Montreal has brought together the most teams from a single city worldwide - a testimony to the strength of the city as a hub for artificial intelligence.

The Xprize foundation has narrowed down the competition to 147 teams out of the 10,000 signups for its first-ever “open” competition. The prize was announced in June of last year, and is the first to ask teams to define and address their own issue using artificial intelligence, rather than identifying a specific problem for them. MTLinTECH spoke with Xavier-Henri Hervé, Sydney Swaine-Simon and Gisele Ishema-Karekezi at Concordia’s District 3 innovation centre about the competition this past October.

“Unlike other prizes that have a very specific end-point in mind, we’re asking teams to be more free, in terms of the problems they’ll be solving,” competition leader Amir Banifatemi told TechCrunch earlier this month. “Because AI is involved in everything, we’re asking teams to frame the problems that are grand challenges, and use those grand challenges as a backdrop and try to come up with a solution address them.”

The Montreal teams, working out of District3 Innovation Center, the Quebec ambassador for the prize, are creating AI solutions in healthcare, education, farming, water contamination, disaster relief, infrastructure monitoring, and traffic management, to name a few.

“Our teams come from many backgrounds, some are seasoned entrepreneurs who understand the process of building a company, how to build a product, and most importantly, how to recruit talent,” Sydney Swaine-Simon, AI Zone Fellow at District 3 told MTLinTECH. “The others are researchers and experts in machine learning. ”

Currently, there are 147 teams representing 22 countries and a broad variety of topics, but that number will be pared down over multiple rounds, with the next one expected to halve the current participants. Because AI is still so new and evolving, there will also be a Wild Card round later in the competition, allowing more teams to enter as more AI possibilities are unlocked.

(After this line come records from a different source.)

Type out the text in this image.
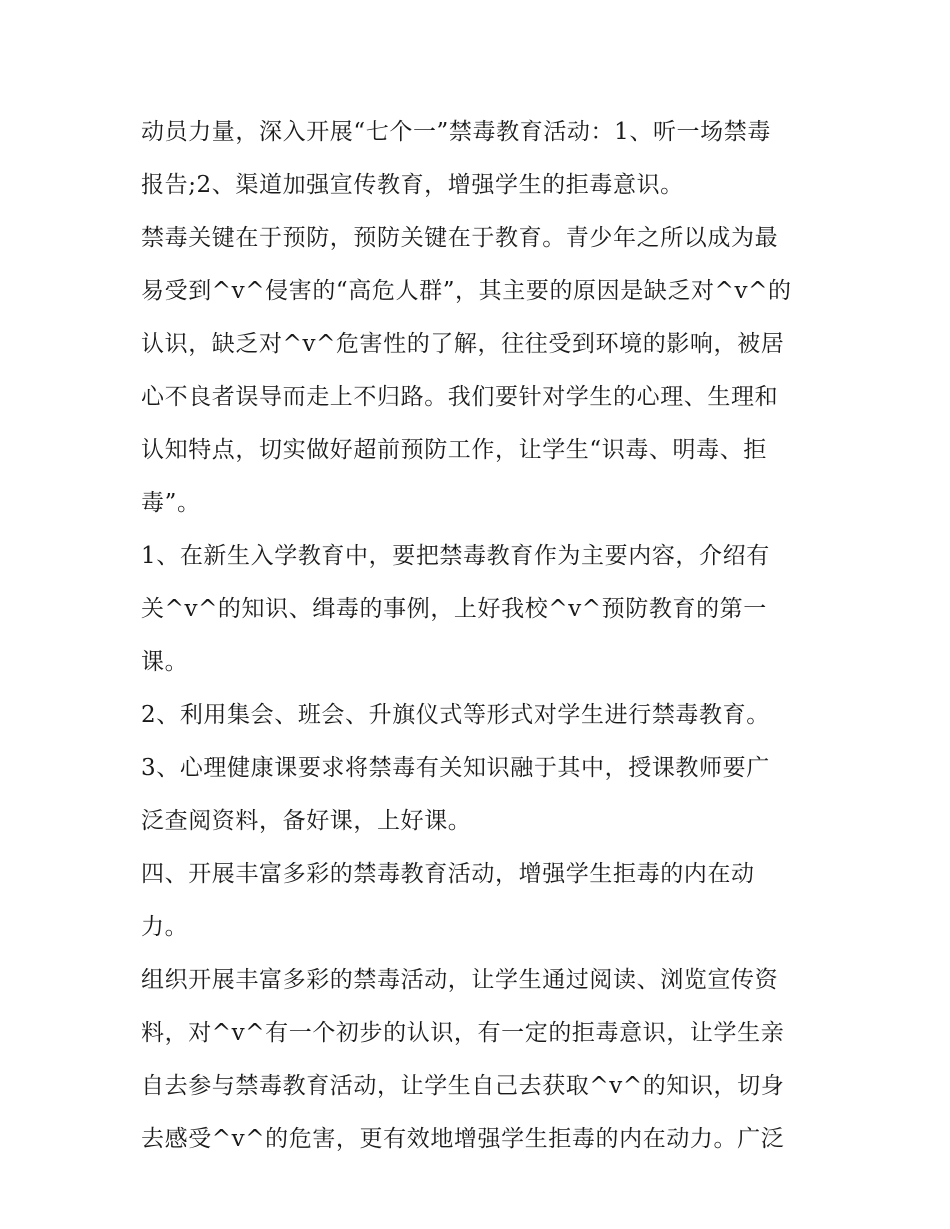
动员力量，深入开展“七个一”禁毒教育活动：1、听一场禁毒
报告;2、渠道加强宣传教育，增强学生的拒毒意识。
禁毒关键在于预防，预防关键在于教育。青少年之所以成为最
易受到^v^侵害的“高危人群”，其主要的原因是缺乏对^v^的
认识，缺乏对^v^危害性的了解，往往受到环境的影响，被居
心不良者误导而走上不归路。我们要针对学生的心理、生理和
认知特点，切实做好超前预防工作，让学生“识毒、明毒、拒
毒”。
1、在新生入学教育中，要把禁毒教育作为主要内容，介绍有
关^v^的知识、缉毒的事例，上好我校^v^预防教育的第一
课。
2、利用集会、班会、升旗仪式等形式对学生进行禁毒教育。
3、心理健康课要求将禁毒有关知识融于其中，授课教师要广
泛查阅资料，备好课，上好课。
四、开展丰富多彩的禁毒教育活动，增强学生拒毒的内在动
力。
组织开展丰富多彩的禁毒活动，让学生通过阅读、浏览宣传资
料，对^v^有一个初步的认识，有一定的拒毒意识，让学生亲
自去参与禁毒教育活动，让学生自己去获取^v^的知识，切身
去感受^v^的危害，更有效地增强学生拒毒的内在动力。广泛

The competition will run through 2020, when remaining teams will demo their project on-stage at a TED conference. The grand prize winner will receive $3 million, second place gets $1 million and third place will take home $500,000. Milestone prizes will be handed out in 2018 and 2019 to keep teams incentivized, and all teams will have access to Watson, IBM’s AI supercomputer named for Thomas J. Watson, IBM’s founder.